Peut être auront-ils raison, finalement. De cette année de malaise sourd, d’impression d’imposture, de stress acide rongeant le corps et les ressentis, peut être ne restera-t-il que cette quintessence. Toute l’intensité d’une année-sourdine révélée en une poignée de semaines et quelques étapes euphoriques le long du tunnel. Et alors, dans le rétroviseur, peut être ne seront reflétés que ces instants fugaces, condensés de vie à l’état brut, pour lesquels j’avais choisi, il y a à peine un fragment d’éternité, de relever le défi.

Pile ou face ?

Fébrilité. Anticiper cent fois l’action. Actualiser en rafales. Rien de neuf. Évidemment. Se changer les idées une petite heure. Revenir en cinq minutes. Actualiser, encore. Et encore. Maladif. Frénétique. Pendant que les doigts pressent compulsivement les touches, le cortex s’affole en imaginant la liste enfin affichée. Survoler rapidement les noms, se chercher. Deux scénarios alternent alors à la vitesse du cœur qui s’emballe.

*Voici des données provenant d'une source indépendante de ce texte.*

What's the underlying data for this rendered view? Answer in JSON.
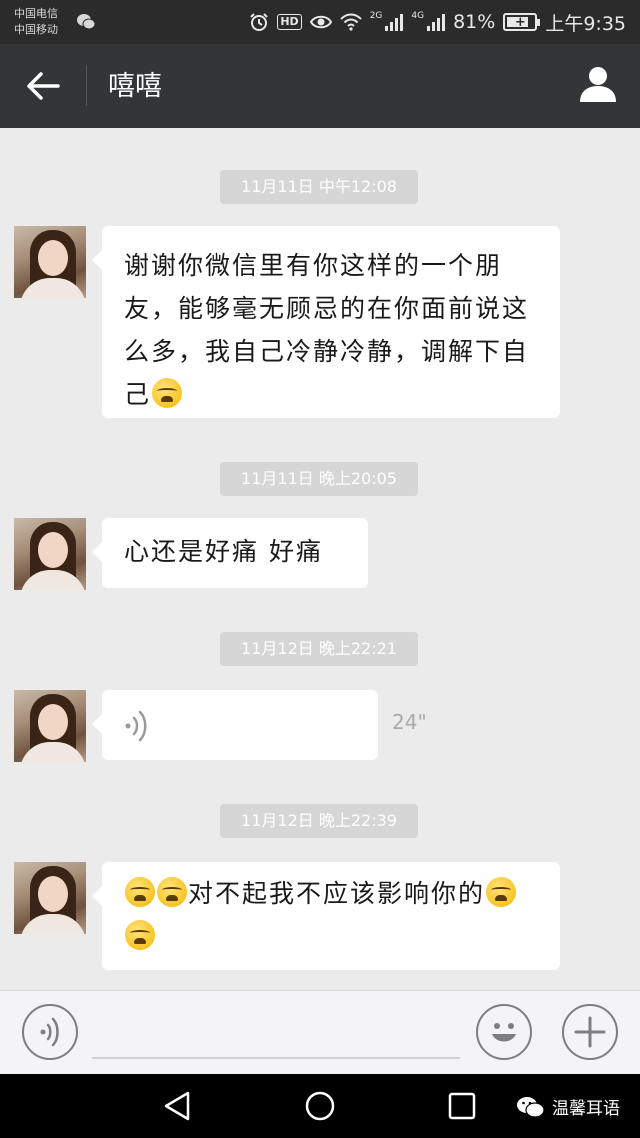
{
  "status_bar": {
    "carrier_1": "中国电信",
    "carrier_2": "中国移动",
    "network_1": "2G",
    "network_2": "4G",
    "battery_percent": "81%",
    "battery_level": 0.81,
    "time": "上午9:35"
  },
  "header": {
    "title": "嘻嘻"
  },
  "messages": [
    {
      "timestamp": "11月11日 中午12:08",
      "type": "text",
      "lines": [
        "谢谢你微信里有你这样的一个朋",
        "友，能够毫无顾忌的在你面前说这",
        "么多，我自己冷静冷静，调解下自",
        "己"
      ],
      "emoji_name": "crying-face-icon"
    },
    {
      "timestamp": "11月11日 晚上20:05",
      "type": "text",
      "text": "心还是好痛 好痛"
    },
    {
      "timestamp": "11月12日 晚上22:21",
      "type": "voice",
      "duration": "24\""
    },
    {
      "timestamp": "11月12日 晚上22:39",
      "type": "text",
      "text": "对不起我不应该影响你的",
      "emoji_name": "crying-face-icon"
    }
  ],
  "input_bar": {
    "placeholder": ""
  },
  "watermark": {
    "text": "温馨耳语"
  },
  "colors": {
    "status_bar_bg": "#2b2b2b",
    "title_bar_bg": "#333537",
    "chat_bg": "#ebebeb",
    "bubble_bg": "#ffffff",
    "timestamp_bg": "#d6d6d6"
  }
}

Boum. Le nom n’est pas là. Devenir blanche tellement le sang en oublie de circuler.

Boum. S’apercevoir.

Boum. Se chercher. Encore. Scrupuleusement.

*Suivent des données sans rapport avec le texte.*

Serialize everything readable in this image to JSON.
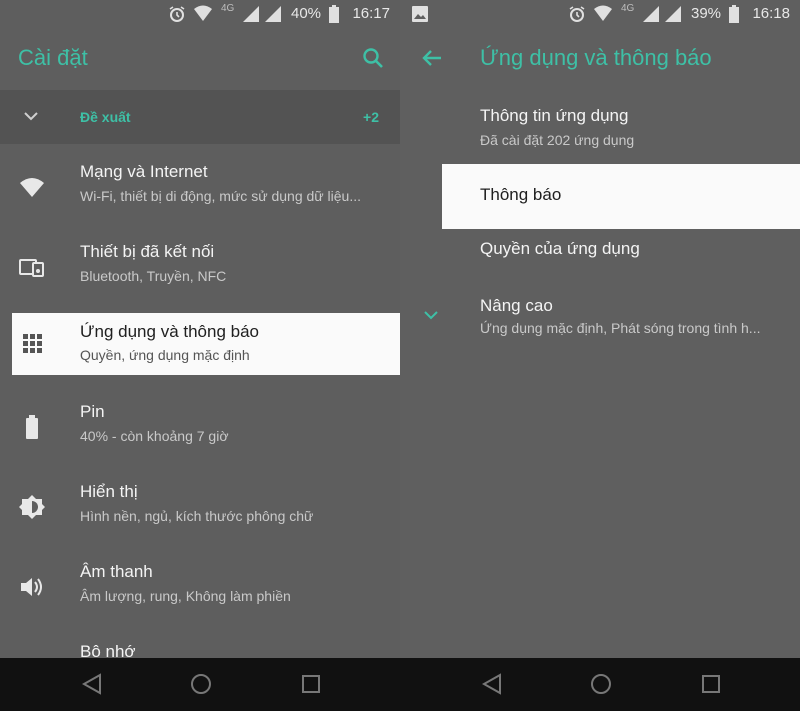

Boum. Lire avec délectation les sigles familiers.

Boum. Actualiser, au cas où.

Boum. Le futur défile à vive allure, joie, fête, champagne. Déménagement et déjà rentrée des classes, en un clin d’œil, la retraite est là.

Boum. Rater quelques battements. Une erreur, c’est une erreur. Ça ne peut être qu’une erreur.

Pas le temps de s’attacher à un script, pas le temps de le détailler, déjà l’autre se sur-imprime en zapping fou. Actualiser. Regarder l’heure. Ce ne sera pas pour aujourd’hui. Recommencer demain, alors.

Le tunnel

“Faites de votre mieux, dans tous les cas, vous ne pourrez pas tout maîtriser”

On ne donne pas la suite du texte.